In 1996, Congress and President Clinton passed and implemented the Personal Responsibility and Work Opportunity Reconciliation Act (PRA). With the passing of the PRA, the federal government sharply reduced basic “safety net” programs for low-income individuals, children, families, elderly and disabled people, and immigrants. The bill replaced Aid to Families with Dependent Children (AFDC) with Temporary Assistance to Needy Families (TANF). Although it is important to support AFDC, it is also important to recognize that until the 1960s and the rise of the welfare rights movement, AFDC served relatively few single mothers, especially black single mothers; was administered in an arbitrary fashion by local welfare agencies; and highly scrutinized and regulated the lives of women who did receive welfare. The welfare rights movement had made AFDC more of an entitlement in the sense that more people received it and many arbitrary and intrusive practices of local welfare officers were eliminated, at least for a time.

As the focus on the PRA was to move people off assistance and into employment, TANF was a block grant program created under the PRA where states received time-limited blocks of money for welfare programs. In order to qualify for these block grant funds, states were required to enact programs aimed at forcing welfare recipients to “work” for their individual or family benefits (without valuing child rearing as work or providing sufficient child care options for those mothers forced to leave their children to go to work). Workfare was a relatively limited program in terms of the numbers of women who formerly would have been eligible for AFDC. The vast majority of low-income single mothers were affected in two ways: 1) by being forced to take low-paying jobs in order to access job-related benefits such as childcare assistance, housing subsidies, transportation vouchers, etc., and; 2) by being sanctioned for not meeting requirements, that is, denied any benefits, including job-related ones. PRA basically allowed states to deny aid to needy families. States are actually prohibited from using block grant money to provide benefits to families receiving aid past a lifetime five-year limit. Welfare changed from a needs-based entitlement program to a short-term aid program.
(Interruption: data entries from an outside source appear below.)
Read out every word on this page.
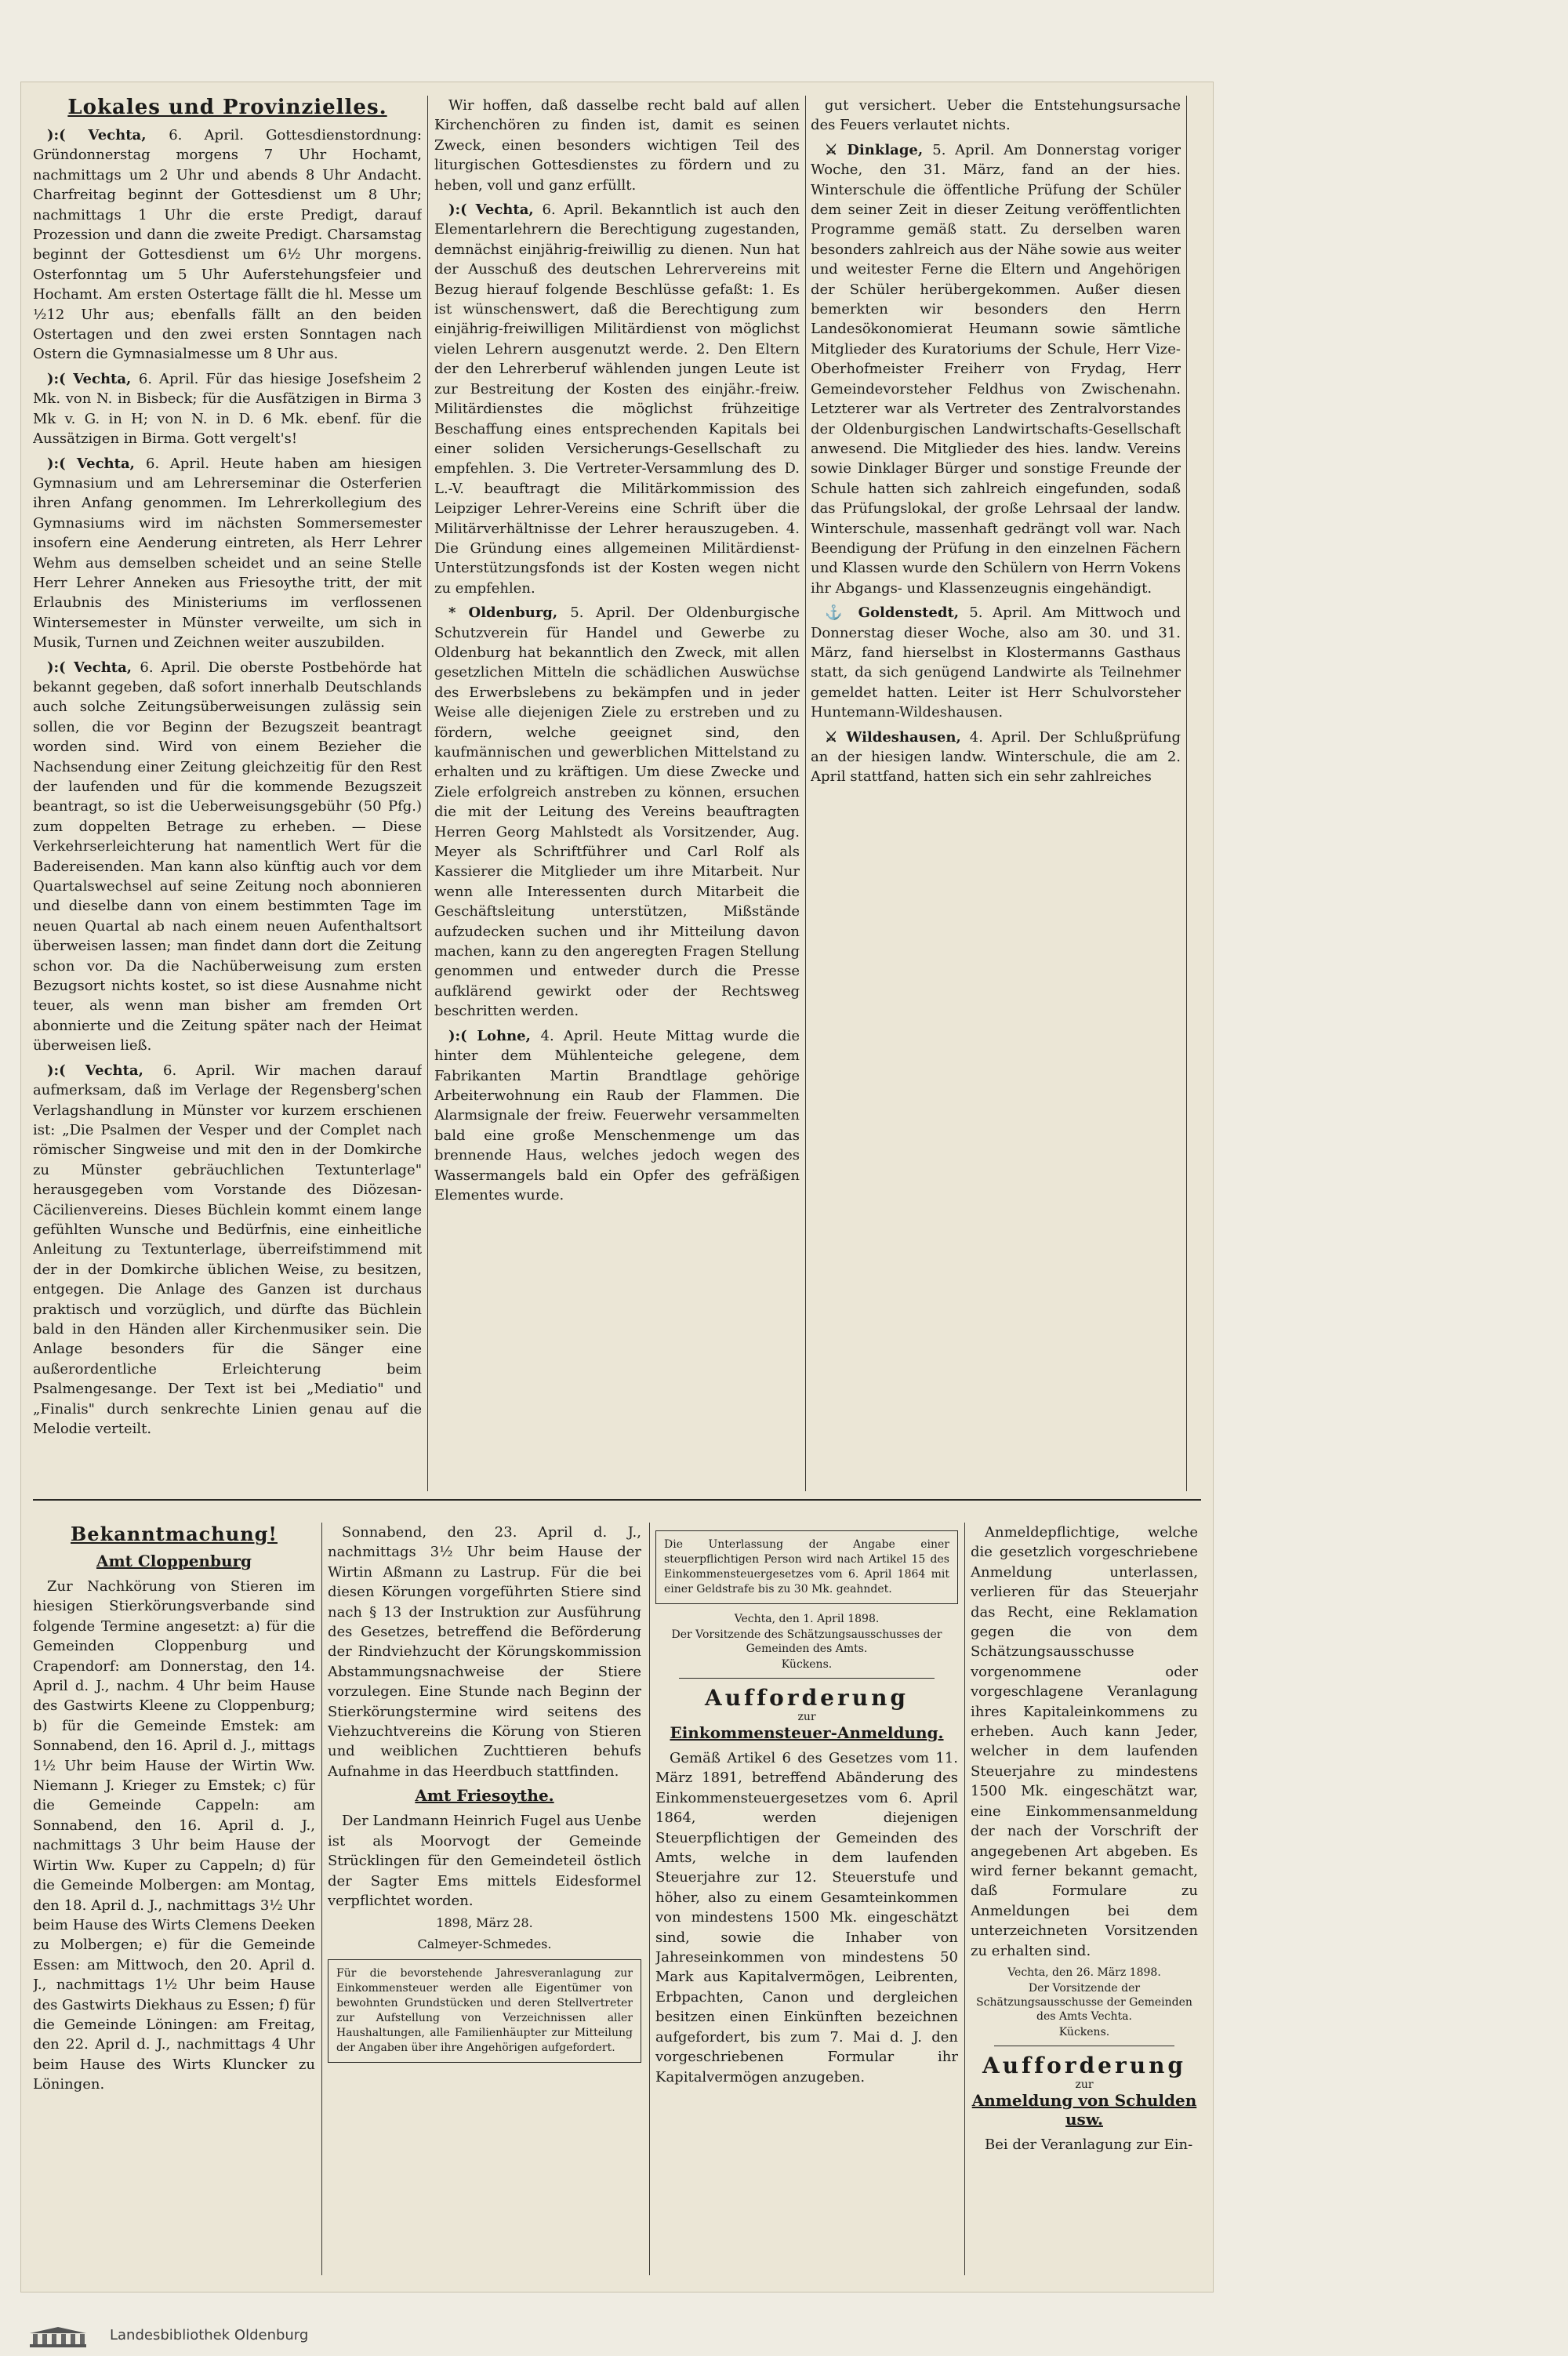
Lokales und Provinzielles.

):( Vechta, 6. April. Gottesdienstordnung: Gründonnerstag morgens 7 Uhr Hochamt, nachmittags um 2 Uhr und abends 8 Uhr Andacht. Charfreitag beginnt der Gottesdienst um 8 Uhr; nachmittags 1 Uhr die erste Predigt, darauf Prozession und dann die zweite Predigt. Charsamstag beginnt der Gottesdienst um 6½ Uhr morgens. Osterfonntag um 5 Uhr Auferstehungsfeier und Hochamt. Am ersten Ostertage fällt die hl. Messe um ½12 Uhr aus; ebenfalls fällt an den beiden Ostertagen und den zwei ersten Sonntagen nach Ostern die Gymnasialmesse um 8 Uhr aus.

):( Vechta, 6. April. Für das hiesige Josefsheim 2 Mk. von N. in Bisbeck; für die Ausfätzigen in Birma 3 Mk v. G. in H; von N. in D. 6 Mk. ebenf. für die Aussätzigen in Birma. Gott vergelt's!

):( Vechta, 6. April. Heute haben am hiesigen Gymnasium und am Lehrerseminar die Osterferien ihren Anfang genommen. Im Lehrerkollegium des Gymnasiums wird im nächsten Sommersemester insofern eine Aenderung eintreten, als Herr Lehrer Wehm aus demselben scheidet und an seine Stelle Herr Lehrer Anneken aus Friesoythe tritt, der mit Erlaubnis des Ministeriums im verflossenen Wintersemester in Münster verweilte, um sich in Musik, Turnen und Zeichnen weiter auszubilden.

):( Vechta, 6. April. Die oberste Postbehörde hat bekannt gegeben, daß sofort innerhalb Deutschlands auch solche Zeitungsüberweisungen zulässig sein sollen, die vor Beginn der Bezugszeit beantragt worden sind. Wird von einem Bezieher die Nachsendung einer Zeitung gleichzeitig für den Rest der laufenden und für die kommende Bezugszeit beantragt, so ist die Ueberweisungsgebühr (50 Pfg.) zum doppelten Betrage zu erheben. — Diese Verkehrserleichterung hat namentlich Wert für die Badereisenden. Man kann also künftig auch vor dem Quartalswechsel auf seine Zeitung noch abonnieren und dieselbe dann von einem bestimmten Tage im neuen Quartal ab nach einem neuen Aufenthaltsort überweisen lassen; man findet dann dort die Zeitung schon vor. Da die Nachüberweisung zum ersten Bezugsort nichts kostet, so ist diese Ausnahme nicht teuer, als wenn man bisher am fremden Ort abonnierte und die Zeitung später nach der Heimat überweisen ließ.

):( Vechta, 6. April. Wir machen darauf aufmerksam, daß im Verlage der Regensberg'schen Verlagshandlung in Münster vor kurzem erschienen ist: „Die Psalmen der Vesper und der Complet nach römischer Singweise und mit den in der Domkirche zu Münster gebräuchlichen Textunterlage" herausgegeben vom Vorstande des Diözesan-Cäcilienvereins. Dieses Büchlein kommt einem lange gefühlten Wunsche und Bedürfnis, eine einheitliche Anleitung zu Textunterlage, überreifstimmend mit der in der Domkirche üblichen Weise, zu besitzen, entgegen. Die Anlage des Ganzen ist durchaus praktisch und vorzüglich, und dürfte das Büchlein bald in den Händen aller Kirchenmusiker sein. Die Anlage besonders für die Sänger eine außerordentliche Erleichterung beim Psalmengesange. Der Text ist bei „Mediatio" und „Finalis" durch senkrechte Linien genau auf die Melodie verteilt.

Wir hoffen, daß dasselbe recht bald auf allen Kirchenchören zu finden ist, damit es seinen Zweck, einen besonders wichtigen Teil des liturgischen Gottesdienstes zu fördern und zu heben, voll und ganz erfüllt.

):( Vechta, 6. April. Bekanntlich ist auch den Elementarlehrern die Berechtigung zugestanden, demnächst einjährig-freiwillig zu dienen. Nun hat der Ausschuß des deutschen Lehrervereins mit Bezug hierauf folgende Beschlüsse gefaßt: 1. Es ist wünschenswert, daß die Berechtigung zum einjährig-freiwilligen Militärdienst von möglichst vielen Lehrern ausgenutzt werde. 2. Den Eltern der den Lehrerberuf wählenden jungen Leute ist zur Bestreitung der Kosten des einjähr.-freiw. Militärdienstes die möglichst frühzeitige Beschaffung eines entsprechenden Kapitals bei einer soliden Versicherungs-Gesellschaft zu empfehlen. 3. Die Vertreter-Versammlung des D. L.-V. beauftragt die Militärkommission des Leipziger Lehrer-Vereins eine Schrift über die Militärverhältnisse der Lehrer herauszugeben. 4. Die Gründung eines allgemeinen Militärdienst-Unterstützungsfonds ist der Kosten wegen nicht zu empfehlen.

* Oldenburg, 5. April. Der Oldenburgische Schutzverein für Handel und Gewerbe zu Oldenburg hat bekanntlich den Zweck, mit allen gesetzlichen Mitteln die schädlichen Auswüchse des Erwerbslebens zu bekämpfen und in jeder Weise alle diejenigen Ziele zu erstreben und zu fördern, welche geeignet sind, den kaufmännischen und gewerblichen Mittelstand zu erhalten und zu kräftigen. Um diese Zwecke und Ziele erfolgreich anstreben zu können, ersuchen die mit der Leitung des Vereins beauftragten Herren Georg Mahlstedt als Vorsitzender, Aug. Meyer als Schriftführer und Carl Rolf als Kassierer die Mitglieder um ihre Mitarbeit. Nur wenn alle Interessenten durch Mitarbeit die Geschäftsleitung unterstützen, Mißstände aufzudecken suchen und ihr Mitteilung davon machen, kann zu den angeregten Fragen Stellung genommen und entweder durch die Presse aufklärend gewirkt oder der Rechtsweg beschritten werden.

):( Lohne, 4. April. Heute Mittag wurde die hinter dem Mühlenteiche gelegene, dem Fabrikanten Martin Brandtlage gehörige Arbeiterwohnung ein Raub der Flammen. Die Alarmsignale der freiw. Feuerwehr versammelten bald eine große Menschenmenge um das brennende Haus, welches jedoch wegen des Wassermangels bald ein Opfer des gefräßigen Elementes wurde.

gut versichert. Ueber die Entstehungsursache des Feuers verlautet nichts.

⚔ Dinklage, 5. April. Am Donnerstag voriger Woche, den 31. März, fand an der hies. Winterschule die öffentliche Prüfung der Schüler dem seiner Zeit in dieser Zeitung veröffentlichten Programme gemäß statt. Zu derselben waren besonders zahlreich aus der Nähe sowie aus weiter und weitester Ferne die Eltern und Angehörigen der Schüler herübergekommen. Außer diesen bemerkten wir besonders den Herrn Landesökonomierat Heumann sowie sämtliche Mitglieder des Kuratoriums der Schule, Herr Vize-Oberhofmeister Freiherr von Frydag, Herr Gemeindevorsteher Feldhus von Zwischenahn. Letzterer war als Vertreter des Zentralvorstandes der Oldenburgischen Landwirtschafts-Gesellschaft anwesend. Die Mitglieder des hies. landw. Vereins sowie Dinklager Bürger und sonstige Freunde der Schule hatten sich zahlreich eingefunden, sodaß das Prüfungslokal, der große Lehrsaal der landw. Winterschule, massenhaft gedrängt voll war. Nach Beendigung der Prüfung in den einzelnen Fächern und Klassen wurde den Schülern von Herrn Vokens ihr Abgangs- und Klassenzeugnis eingehändigt.

⚓ Goldenstedt, 5. April. Am Mittwoch und Donnerstag dieser Woche, also am 30. und 31. März, fand hierselbst in Klostermanns Gasthaus statt, da sich genügend Landwirte als Teilnehmer gemeldet hatten. Leiter ist Herr Schulvorsteher Huntemann-Wildeshausen.

⚔ Wildeshausen, 4. April. Der Schlußprüfung an der hiesigen landw. Winterschule, die am 2. April stattfand, hatten sich ein sehr zahlreiches

Bekanntmachung!

Amt Cloppenburg

Zur Nachkörung von Stieren im hiesigen Stierkörungsverbande sind folgende Termine angesetzt: a) für die Gemeinden Cloppenburg und Crapendorf: am Donnerstag, den 14. April d. J., nachm. 4 Uhr beim Hause des Gastwirts Kleene zu Cloppenburg; b) für die Gemeinde Emstek: am Sonnabend, den 16. April d. J., mittags 1½ Uhr beim Hause der Wirtin Ww. Niemann J. Krieger zu Emstek; c) für die Gemeinde Cappeln: am Sonnabend, den 16. April d. J., nachmittags 3 Uhr beim Hause der Wirtin Ww. Kuper zu Cappeln; d) für die Gemeinde Molbergen: am Montag, den 18. April d. J., nachmittags 3½ Uhr beim Hause des Wirts Clemens Deeken zu Molbergen; e) für die Gemeinde Essen: am Mittwoch, den 20. April d. J., nachmittags 1½ Uhr beim Hause des Gastwirts Diekhaus zu Essen; f) für die Gemeinde Löningen: am Freitag, den 22. April d. J., nachmittags 4 Uhr beim Hause des Wirts Kluncker zu Löningen.

Sonnabend, den 23. April d. J., nachmittags 3½ Uhr beim Hause der Wirtin Aßmann zu Lastrup. Für die bei diesen Körungen vorgeführten Stiere sind nach § 13 der Instruktion zur Ausführung des Gesetzes, betreffend die Beförderung der Rindviehzucht der Körungskommission Abstammungsnachweise der Stiere vorzulegen. Eine Stunde nach Beginn der Stierkörungstermine wird seitens des Viehzuchtvereins die Körung von Stieren und weiblichen Zuchttieren behufs Aufnahme in das Heerdbuch stattfinden.

Amt Friesoythe.

Der Landmann Heinrich Fugel aus Uenbe ist als Moorvogt der Gemeinde Strücklingen für den Gemeindeteil östlich der Sagter Ems mittels Eidesformel verpflichtet worden.

1898, März 28.

Calmeyer-Schmedes.

Für die bevorstehende Jahresveranlagung zur Einkommensteuer werden alle Eigentümer von bewohnten Grundstücken und deren Stellvertreter zur Aufstellung von Verzeichnissen aller Haushaltungen, alle Familienhäupter zur Mitteilung der Angaben über ihre Angehörigen aufgefordert.
Die Unterlassung der Angabe einer steuerpflichtigen Person wird nach Artikel 15 des Einkommensteuergesetzes vom 6. April 1864 mit einer Geldstrafe bis zu 30 Mk. geahndet.

Vechta, den 1. April 1898.

Der Vorsitzende des Schätzungsausschusses der Gemeinden des Amts.

Kückens.

Aufforderung

zur

Einkommensteuer-Anmeldung.

Gemäß Artikel 6 des Gesetzes vom 11. März 1891, betreffend Abänderung des Einkommensteuergesetzes vom 6. April 1864, werden diejenigen Steuerpflichtigen der Gemeinden des Amts, welche in dem laufenden Steuerjahre zur 12. Steuerstufe und höher, also zu einem Gesamteinkommen von mindestens 1500 Mk. eingeschätzt sind, sowie die Inhaber von Jahreseinkommen von mindestens 50 Mark aus Kapitalvermögen, Leibrenten, Erbpachten, Canon und dergleichen besitzen einen Einkünften bezeichnen aufgefordert, bis zum 7. Mai d. J. den vorgeschriebenen Formular ihr Kapitalvermögen anzugeben.

Anmeldepflichtige, welche die gesetzlich vorgeschriebene Anmeldung unterlassen, verlieren für das Steuerjahr das Recht, eine Reklamation gegen die von dem Schätzungsausschusse vorgenommene oder vorgeschlagene Veranlagung ihres Kapitaleinkommens zu erheben. Auch kann Jeder, welcher in dem laufenden Steuerjahre zu mindestens 1500 Mk. eingeschätzt war, eine Einkommensanmeldung der nach der Vorschrift der angegebenen Art abgeben. Es wird ferner bekannt gemacht, daß Formulare zu Anmeldungen bei dem unterzeichneten Vorsitzenden zu erhalten sind.

Vechta, den 26. März 1898.

Der Vorsitzende der Schätzungsausschusse der Gemeinden des Amts Vechta.

Kückens.

Aufforderung

zur

Anmeldung von Schulden usw.

Bei der Veranlagung zur Ein-

Landesbibliothek Oldenburg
The language of PRA states repeatedly that much of the motivation for this reform is to discourage the irresponsible behavior (code for “laziness,” “unwed motherhood,” etc.) that allegedly leads people to depend on welfare checks. However, the main effect of PRA was not that people had to work for their benefits but that the numbers of single mothers receiving cash assistance plummeted.

How did the complete dismemberment of this limited yet important entitlement program come to pass? It happened through years of work by the right wing in this country to demonize the poor, and they did so by using the same tactics they used against LGBT people. For decades the right has been engaged in mounting a moral panic. This moral panic was stimulated by the changing roles of women and queer people; the rise of single motherhood; and changes in economic structures, including deindustrialization in the United States and the expansion of global competition. The right has used hot-button issues like homosexuality and welfare (and abortion and immigration) as a strong rallying cry to draw a complex coalition of people into efforts to stem the tide of change that threatens the historical power and control of rich, white, heterosexual men. The people who are recruited into this coalition, while they tend to be heterosexual, are often those who are not insulated from the consequences of a turbulent and insecure economy. Although they are not the rich, they tend to be invested in their whiteness and marital status as a source of pride and identity. Given these investments in the embodiment of identity, it is not coincidental that these hot-button issues have trafficked in stereotypes and have been based in conservative notions of what families should look like and how much control we can have over our own bodies.